MeitY could soon integrate ChatGPT with WhatsApp for important government programs

In essence, queries on the chatbot could be simply asked through voice notes, following which it would return a voice-based response generated by ChatGPT.

Even as the battle between Google and Microsoft over the future of internet search heats up, WhatsApp could soon become a key search engine for key government programs serving India’s estimated 150 million farmers – fueled by the hugely sensational AI chatbot ChatGPT and an ambitious national-level program that aims to create huge datasets of samples of Indian voices in multiple local languages ​​through a crowdsourcing model.

Bhashini, a small team at the Ministry of Electronics and IT (MeitY), is currently building a WhatsApp-based chatbot that relies on information generated by ChatGPT to return appropriate responses to queries. And because people, especially farmers in rural areas, may not always want to type out their questions, questions can be asked via voice memos on the chatbot.

Essentially, requests to the chatbot could simply be made via voice memos, after which it would return a voice-based response generated by ChatGPT.

According to a senior government official, a mockup of this bot was shown to Microsoft CEO Satya Nadella, who mentioned it during the World Economic Forum in Davos earlier this year. The Indian Express also saw a demo of the chatbot in action, where it seamlessly responded to a question – asked via a voice memo – about Prime Minister Awas Yojana’s details.

The chatbot, which is currently being tested, is being developed with consideration for India’s rural and agricultural populations – the segments of society most dependent on government programs and subsidies – and the different languages ​​spoken by them. And in this regard, it becomes important to build a language model that can successfully identify and understand the local languages ​​spoken by the country’s rural population, said another senior government official linked to the project.

While the responses generated by ChatGPT have so far impressed many with its ability to answer complex queries in an intriguing and eloquent manner, building a national Indian language public digital platform will be key to the success of the WhatsApp chatbot that the Bhashini team building. Building such a language model would require large datasets of the various national languages ​​spoken in India on which to train the model, the official said.

This is where an initiative called Bhasha Daan comes in, he explained. It is an ambitious project aiming to collect speech datasets in several Indic languages. On the project’s website, people can contribute in three ways: by recording their speech samples in several Indic languages, by reading a text, typing in a played sentence, and by translating text from one language to another.

“A majority of people using this chatbot will not speak English. In order for your voice inputs to work on the chatbot, it is therefore important that we train our language processing models in as many Indic languages ​​as possible. We have a decent collection of voices in many Indian languages ​​contributed by the people of the country through the Bhasha Daan portal. We also have a huge database of all the languages ​​Doordarshan broadcasts in. So we used the chatbot’s language model with these datasets,” the second officer explained.

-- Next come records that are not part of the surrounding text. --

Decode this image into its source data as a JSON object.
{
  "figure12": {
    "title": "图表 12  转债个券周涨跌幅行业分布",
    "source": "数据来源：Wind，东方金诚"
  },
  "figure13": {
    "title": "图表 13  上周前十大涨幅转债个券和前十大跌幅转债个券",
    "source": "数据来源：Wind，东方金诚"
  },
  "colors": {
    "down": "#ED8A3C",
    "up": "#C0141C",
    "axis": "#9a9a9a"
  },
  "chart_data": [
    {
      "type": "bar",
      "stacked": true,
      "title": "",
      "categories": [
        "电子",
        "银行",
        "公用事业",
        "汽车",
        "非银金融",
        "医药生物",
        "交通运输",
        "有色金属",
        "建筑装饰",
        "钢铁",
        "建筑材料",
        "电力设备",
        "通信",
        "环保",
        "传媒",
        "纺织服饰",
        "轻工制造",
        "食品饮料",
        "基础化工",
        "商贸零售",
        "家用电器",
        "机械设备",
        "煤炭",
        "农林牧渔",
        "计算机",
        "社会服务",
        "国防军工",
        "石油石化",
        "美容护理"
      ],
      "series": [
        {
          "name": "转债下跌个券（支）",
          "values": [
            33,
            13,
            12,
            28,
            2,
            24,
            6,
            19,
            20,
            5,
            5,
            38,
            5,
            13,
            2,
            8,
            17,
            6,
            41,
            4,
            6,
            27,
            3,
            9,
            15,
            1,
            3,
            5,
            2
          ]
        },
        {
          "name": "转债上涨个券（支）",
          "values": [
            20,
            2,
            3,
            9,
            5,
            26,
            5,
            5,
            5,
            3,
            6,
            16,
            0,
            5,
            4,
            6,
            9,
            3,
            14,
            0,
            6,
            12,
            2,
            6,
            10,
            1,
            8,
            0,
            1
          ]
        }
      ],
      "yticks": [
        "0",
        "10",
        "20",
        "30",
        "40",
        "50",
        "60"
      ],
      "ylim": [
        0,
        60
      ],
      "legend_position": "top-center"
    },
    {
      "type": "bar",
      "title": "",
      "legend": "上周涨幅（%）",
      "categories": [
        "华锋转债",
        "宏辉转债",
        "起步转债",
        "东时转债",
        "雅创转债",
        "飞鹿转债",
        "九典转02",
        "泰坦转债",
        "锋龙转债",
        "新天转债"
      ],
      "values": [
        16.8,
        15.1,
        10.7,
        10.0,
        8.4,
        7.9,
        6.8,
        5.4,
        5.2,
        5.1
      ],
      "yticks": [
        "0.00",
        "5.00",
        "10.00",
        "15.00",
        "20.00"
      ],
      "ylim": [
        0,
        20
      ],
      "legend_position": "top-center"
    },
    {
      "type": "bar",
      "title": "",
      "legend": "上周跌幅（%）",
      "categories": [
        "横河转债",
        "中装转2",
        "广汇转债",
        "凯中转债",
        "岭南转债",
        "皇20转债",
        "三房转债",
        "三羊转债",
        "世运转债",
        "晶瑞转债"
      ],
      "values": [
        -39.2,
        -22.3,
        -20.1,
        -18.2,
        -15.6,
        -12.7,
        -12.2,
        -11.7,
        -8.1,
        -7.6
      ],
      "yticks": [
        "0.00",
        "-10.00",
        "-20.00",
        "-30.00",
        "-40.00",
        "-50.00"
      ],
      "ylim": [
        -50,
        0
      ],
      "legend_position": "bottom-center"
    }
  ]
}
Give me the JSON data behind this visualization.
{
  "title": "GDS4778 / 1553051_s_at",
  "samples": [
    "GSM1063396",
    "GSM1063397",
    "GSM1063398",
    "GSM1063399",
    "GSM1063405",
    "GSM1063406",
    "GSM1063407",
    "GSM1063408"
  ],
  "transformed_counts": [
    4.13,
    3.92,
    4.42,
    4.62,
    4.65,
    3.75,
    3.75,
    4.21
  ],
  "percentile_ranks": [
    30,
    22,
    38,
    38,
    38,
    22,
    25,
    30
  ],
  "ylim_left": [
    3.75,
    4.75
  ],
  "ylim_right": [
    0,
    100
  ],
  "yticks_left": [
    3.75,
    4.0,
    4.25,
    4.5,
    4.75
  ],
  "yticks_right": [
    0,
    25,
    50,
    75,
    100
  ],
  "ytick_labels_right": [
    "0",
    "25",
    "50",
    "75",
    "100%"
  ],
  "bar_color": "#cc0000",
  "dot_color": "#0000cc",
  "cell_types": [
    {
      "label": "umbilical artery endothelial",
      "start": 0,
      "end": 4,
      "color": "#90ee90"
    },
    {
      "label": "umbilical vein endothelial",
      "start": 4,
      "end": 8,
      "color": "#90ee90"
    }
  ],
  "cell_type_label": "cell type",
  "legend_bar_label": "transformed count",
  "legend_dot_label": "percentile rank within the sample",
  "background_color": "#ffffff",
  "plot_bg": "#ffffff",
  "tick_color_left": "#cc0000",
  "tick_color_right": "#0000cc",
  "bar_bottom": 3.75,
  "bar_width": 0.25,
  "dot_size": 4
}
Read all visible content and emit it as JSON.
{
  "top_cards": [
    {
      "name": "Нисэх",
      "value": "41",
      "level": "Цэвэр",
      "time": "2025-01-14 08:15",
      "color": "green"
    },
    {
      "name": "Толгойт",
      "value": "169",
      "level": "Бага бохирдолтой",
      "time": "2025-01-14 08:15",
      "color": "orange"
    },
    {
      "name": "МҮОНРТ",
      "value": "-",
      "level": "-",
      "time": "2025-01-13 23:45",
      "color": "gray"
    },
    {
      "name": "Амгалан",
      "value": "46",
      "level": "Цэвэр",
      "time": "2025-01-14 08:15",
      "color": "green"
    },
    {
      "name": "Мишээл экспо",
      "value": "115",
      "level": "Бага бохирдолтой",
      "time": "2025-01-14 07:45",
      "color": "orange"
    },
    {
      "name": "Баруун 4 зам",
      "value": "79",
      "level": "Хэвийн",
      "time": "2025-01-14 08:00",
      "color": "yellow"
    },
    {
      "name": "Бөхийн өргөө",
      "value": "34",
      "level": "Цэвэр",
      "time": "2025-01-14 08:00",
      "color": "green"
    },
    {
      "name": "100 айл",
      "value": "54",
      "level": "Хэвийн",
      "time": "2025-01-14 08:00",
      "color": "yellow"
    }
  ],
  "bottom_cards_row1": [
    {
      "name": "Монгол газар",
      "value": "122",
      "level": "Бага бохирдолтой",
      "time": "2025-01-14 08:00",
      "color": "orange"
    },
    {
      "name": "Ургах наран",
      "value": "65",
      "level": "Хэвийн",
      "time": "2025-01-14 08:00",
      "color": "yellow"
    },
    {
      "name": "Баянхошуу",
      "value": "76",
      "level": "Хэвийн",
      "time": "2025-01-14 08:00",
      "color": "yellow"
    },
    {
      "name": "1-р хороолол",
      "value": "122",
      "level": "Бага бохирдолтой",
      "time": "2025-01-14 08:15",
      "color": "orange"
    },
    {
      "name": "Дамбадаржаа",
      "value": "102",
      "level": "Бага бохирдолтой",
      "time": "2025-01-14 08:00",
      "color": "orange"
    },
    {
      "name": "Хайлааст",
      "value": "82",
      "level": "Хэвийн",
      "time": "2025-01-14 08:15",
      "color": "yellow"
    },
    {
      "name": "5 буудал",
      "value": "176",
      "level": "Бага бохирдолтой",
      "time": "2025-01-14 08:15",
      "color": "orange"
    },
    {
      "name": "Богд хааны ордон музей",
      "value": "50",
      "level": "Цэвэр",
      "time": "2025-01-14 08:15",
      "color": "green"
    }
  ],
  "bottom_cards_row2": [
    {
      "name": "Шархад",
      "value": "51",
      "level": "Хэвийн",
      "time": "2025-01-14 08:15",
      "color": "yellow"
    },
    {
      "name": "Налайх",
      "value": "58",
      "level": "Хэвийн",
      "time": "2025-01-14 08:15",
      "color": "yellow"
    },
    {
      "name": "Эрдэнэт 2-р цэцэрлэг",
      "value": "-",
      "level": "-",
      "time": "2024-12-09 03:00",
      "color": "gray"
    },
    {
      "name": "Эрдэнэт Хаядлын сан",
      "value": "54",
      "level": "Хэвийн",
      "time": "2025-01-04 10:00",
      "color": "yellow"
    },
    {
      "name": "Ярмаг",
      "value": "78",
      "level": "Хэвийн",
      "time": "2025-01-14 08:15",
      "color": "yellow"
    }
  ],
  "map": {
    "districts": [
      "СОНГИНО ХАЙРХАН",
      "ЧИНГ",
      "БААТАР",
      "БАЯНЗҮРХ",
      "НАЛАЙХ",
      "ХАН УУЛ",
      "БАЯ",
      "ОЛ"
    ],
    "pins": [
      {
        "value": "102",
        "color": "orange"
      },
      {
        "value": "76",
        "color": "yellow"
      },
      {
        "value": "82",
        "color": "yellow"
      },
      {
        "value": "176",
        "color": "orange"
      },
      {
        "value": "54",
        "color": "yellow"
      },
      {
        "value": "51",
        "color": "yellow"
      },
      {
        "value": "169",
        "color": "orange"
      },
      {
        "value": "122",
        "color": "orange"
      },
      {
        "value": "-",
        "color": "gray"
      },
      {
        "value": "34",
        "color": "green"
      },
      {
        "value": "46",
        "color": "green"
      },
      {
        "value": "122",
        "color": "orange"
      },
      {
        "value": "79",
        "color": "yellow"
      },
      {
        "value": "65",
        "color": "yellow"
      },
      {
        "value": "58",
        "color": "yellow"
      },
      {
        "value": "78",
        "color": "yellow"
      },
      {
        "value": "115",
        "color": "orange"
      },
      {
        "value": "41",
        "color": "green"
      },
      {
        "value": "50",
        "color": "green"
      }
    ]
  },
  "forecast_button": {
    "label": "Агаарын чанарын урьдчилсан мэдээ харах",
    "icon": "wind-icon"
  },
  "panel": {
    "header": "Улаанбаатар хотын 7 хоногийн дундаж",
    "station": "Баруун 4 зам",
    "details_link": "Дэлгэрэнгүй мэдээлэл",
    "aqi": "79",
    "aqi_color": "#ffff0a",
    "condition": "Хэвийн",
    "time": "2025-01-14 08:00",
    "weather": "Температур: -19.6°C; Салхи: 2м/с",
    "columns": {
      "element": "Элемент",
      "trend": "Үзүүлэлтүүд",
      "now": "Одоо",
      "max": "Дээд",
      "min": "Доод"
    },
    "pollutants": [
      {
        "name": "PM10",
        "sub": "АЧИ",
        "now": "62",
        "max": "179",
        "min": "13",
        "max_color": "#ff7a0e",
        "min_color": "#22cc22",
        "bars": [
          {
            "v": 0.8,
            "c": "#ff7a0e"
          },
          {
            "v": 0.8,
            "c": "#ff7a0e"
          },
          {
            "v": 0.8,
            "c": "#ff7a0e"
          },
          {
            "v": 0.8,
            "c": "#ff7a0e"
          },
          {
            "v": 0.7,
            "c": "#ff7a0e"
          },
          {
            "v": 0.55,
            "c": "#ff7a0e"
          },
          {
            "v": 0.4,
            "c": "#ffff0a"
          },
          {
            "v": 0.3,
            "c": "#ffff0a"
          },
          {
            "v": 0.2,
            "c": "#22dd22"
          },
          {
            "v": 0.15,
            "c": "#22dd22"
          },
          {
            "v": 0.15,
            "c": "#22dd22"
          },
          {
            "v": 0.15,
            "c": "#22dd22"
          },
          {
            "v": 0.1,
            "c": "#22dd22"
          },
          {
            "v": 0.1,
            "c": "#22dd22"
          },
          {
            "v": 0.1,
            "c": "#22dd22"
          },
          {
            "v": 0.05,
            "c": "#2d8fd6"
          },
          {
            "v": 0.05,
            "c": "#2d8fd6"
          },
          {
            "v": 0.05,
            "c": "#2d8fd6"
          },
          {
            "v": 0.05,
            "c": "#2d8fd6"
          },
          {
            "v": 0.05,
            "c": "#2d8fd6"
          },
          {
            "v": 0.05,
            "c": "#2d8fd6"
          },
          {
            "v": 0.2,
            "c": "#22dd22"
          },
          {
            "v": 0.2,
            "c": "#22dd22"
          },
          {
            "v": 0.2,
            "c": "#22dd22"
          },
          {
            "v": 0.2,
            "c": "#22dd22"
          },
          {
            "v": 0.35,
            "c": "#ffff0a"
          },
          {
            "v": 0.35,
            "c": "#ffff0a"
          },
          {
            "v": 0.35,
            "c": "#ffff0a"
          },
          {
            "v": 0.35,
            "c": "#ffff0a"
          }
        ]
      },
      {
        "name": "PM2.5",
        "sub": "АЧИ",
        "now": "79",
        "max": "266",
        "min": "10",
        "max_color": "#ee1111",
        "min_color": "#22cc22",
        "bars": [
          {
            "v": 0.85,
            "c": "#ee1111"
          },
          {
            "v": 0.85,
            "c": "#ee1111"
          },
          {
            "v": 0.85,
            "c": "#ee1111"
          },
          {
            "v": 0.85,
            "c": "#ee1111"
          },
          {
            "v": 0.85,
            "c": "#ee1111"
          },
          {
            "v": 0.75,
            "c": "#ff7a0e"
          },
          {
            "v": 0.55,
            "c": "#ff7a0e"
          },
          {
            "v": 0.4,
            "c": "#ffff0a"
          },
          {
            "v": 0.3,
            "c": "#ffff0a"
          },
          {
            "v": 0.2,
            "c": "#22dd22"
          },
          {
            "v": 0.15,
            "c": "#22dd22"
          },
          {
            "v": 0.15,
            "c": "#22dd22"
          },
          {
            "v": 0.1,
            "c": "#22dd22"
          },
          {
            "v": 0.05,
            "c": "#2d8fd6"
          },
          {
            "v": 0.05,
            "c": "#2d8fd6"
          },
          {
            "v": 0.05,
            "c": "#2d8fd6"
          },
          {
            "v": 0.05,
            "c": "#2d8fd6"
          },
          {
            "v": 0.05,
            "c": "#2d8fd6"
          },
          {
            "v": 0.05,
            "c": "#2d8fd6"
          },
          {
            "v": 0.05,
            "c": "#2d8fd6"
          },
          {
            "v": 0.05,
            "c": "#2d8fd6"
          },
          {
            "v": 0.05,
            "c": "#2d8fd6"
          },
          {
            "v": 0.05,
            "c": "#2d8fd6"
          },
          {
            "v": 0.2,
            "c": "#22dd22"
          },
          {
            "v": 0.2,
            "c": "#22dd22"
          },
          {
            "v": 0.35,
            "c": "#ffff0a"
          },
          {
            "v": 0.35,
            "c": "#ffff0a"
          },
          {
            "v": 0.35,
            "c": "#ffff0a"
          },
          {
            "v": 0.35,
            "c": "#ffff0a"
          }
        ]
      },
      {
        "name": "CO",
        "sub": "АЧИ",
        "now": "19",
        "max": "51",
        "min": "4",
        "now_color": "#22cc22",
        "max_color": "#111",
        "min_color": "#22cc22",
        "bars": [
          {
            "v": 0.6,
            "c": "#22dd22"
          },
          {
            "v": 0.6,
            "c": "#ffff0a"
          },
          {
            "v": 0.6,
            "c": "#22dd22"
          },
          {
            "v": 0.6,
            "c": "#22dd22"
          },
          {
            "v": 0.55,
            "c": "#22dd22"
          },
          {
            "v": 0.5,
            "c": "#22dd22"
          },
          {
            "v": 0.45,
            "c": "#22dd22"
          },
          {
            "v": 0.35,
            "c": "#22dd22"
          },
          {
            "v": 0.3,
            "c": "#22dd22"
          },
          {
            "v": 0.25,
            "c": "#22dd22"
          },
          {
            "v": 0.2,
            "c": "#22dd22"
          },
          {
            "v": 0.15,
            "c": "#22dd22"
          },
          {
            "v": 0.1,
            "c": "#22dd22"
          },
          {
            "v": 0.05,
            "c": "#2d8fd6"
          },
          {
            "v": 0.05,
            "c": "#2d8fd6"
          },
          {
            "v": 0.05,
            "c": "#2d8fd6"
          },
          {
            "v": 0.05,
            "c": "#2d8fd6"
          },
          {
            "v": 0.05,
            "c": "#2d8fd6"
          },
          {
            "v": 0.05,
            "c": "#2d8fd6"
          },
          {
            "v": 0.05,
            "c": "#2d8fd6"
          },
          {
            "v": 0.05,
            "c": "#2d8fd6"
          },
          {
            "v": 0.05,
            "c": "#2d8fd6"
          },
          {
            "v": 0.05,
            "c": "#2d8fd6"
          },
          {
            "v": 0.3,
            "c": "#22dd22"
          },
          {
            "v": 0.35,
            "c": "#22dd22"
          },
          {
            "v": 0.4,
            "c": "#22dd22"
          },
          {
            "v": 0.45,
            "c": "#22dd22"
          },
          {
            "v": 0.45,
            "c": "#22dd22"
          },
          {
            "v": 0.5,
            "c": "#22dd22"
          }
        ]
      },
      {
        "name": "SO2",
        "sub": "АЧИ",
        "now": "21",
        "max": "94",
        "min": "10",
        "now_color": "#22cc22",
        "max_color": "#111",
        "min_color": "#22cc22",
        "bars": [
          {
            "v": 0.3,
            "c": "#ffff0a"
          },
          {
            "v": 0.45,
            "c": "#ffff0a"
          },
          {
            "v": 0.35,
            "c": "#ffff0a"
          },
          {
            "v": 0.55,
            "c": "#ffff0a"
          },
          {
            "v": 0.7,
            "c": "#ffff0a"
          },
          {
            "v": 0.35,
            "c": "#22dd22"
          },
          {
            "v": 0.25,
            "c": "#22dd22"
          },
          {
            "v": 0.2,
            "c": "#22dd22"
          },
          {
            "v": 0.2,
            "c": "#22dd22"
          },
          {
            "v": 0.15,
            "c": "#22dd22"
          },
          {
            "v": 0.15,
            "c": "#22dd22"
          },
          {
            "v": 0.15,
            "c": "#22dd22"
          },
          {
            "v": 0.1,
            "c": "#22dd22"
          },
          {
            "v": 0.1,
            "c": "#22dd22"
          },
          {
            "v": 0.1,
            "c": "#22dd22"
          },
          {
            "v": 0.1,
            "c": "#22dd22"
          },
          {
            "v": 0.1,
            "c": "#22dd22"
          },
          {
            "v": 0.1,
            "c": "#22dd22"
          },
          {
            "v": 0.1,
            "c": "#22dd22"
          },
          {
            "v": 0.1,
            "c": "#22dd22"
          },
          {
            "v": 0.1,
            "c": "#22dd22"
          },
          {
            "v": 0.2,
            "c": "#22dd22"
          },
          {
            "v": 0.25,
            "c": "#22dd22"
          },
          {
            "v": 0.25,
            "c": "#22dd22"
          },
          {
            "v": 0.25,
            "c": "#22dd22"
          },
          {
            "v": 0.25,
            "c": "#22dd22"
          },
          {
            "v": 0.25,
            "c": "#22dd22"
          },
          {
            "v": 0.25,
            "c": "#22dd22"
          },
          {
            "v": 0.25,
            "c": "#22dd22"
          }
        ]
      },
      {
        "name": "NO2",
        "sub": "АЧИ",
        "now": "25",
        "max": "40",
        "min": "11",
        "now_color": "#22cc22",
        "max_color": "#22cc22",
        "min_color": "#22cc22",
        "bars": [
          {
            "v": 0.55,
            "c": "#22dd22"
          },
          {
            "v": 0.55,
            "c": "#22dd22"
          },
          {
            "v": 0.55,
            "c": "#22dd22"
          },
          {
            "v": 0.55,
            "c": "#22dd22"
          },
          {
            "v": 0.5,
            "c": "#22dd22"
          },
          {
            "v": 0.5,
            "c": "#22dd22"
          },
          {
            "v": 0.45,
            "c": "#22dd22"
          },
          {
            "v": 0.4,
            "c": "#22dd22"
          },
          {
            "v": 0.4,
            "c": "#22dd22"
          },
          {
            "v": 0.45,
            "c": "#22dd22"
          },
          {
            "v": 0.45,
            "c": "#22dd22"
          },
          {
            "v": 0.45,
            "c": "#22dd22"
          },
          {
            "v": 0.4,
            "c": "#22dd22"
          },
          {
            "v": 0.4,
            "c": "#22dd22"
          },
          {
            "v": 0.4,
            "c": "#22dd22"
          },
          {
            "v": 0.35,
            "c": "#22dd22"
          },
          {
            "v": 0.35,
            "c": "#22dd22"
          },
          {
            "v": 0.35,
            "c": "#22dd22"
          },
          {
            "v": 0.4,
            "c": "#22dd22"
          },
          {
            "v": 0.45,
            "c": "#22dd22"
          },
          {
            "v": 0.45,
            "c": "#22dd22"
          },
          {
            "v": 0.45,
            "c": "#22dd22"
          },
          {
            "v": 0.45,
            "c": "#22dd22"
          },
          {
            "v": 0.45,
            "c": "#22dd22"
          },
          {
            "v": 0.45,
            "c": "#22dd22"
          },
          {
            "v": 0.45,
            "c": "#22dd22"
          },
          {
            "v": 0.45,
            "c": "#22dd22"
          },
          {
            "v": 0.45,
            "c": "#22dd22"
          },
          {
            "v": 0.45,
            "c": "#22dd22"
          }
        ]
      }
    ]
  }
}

Currently in testing phase, the model supports 12 languages ​​including English, Hindi, Tamil, Telugu, Marathi, Bengali, Kannada, Odia and Assamese. This means that if a user sends a voice memo to the chatbot in one of these languages, the chatbot will successfully return with an answer.

In a country where there is a severe digital divide despite increasing rural connectivity to the global internet, the official said the choice of WhatsApp as the delivery platform was deliberate.

“WhatsApp has more than 500 million users, and even those with relatively little digital literacy are familiar with the app,” he added.

However, there are currently some limitations. In the test phase, the chatbot can only answer simple inquiries about government regulations, among other things. This is mainly due to the current limitation of ChatGPT itself – the fact that it cannot access real-time information from the internet. ChatGPT’s language model was trained on a huge dataset to generate text based on input, and the dataset currently only contains information up to 2021.

However, that could change soon. On Wednesday, Microsoft announced a new version of its Bing search engine, powered by an updated version of the same AI technology that powers ChatGPT. Microsoft said the feature will be supported by an updated version of GPT 3.5, the AI ​​language model created by OpenAI that powers ChatGPT. It called this the “Prometheus model” and said it was more powerful than GPT 3.5 and better able to answer searches with more up-to-date information and annotated answers. The first official said once ChatGPT can scour the web and return with real-time results, the scope of the WhatsApp chatbot could go well beyond what is currently being tested. “People will not only be able to get information about various government programs in a concise manner, but also inquire about their eligibility for some of those programs,” the official said.

While both officials remained noncommittal about the chatbot’s public release, they said its demo impressed Microsoft’s Nadella. However, it is worth noting that Microsoft has reportedly invested $10 billion in OpenAI, which developed ChatGPT.

“One demo I saw was a rural Indian farmer trying to gain access to a government scheme. He just expressed a complex thought in a speech in one of the local languages, which was translated and interpreted by a bot, and the answer came back: “Go to a portal and here’s how to access the program”. He said “I won’t go to the portal, I want you to do this for me.” The bot completed it and the reason it was able to complete it was because a developer who created it, GPT had taken and trained it with all the Indian government documents and then built it up with the speech recognition software,” Nadella had said a year earlier.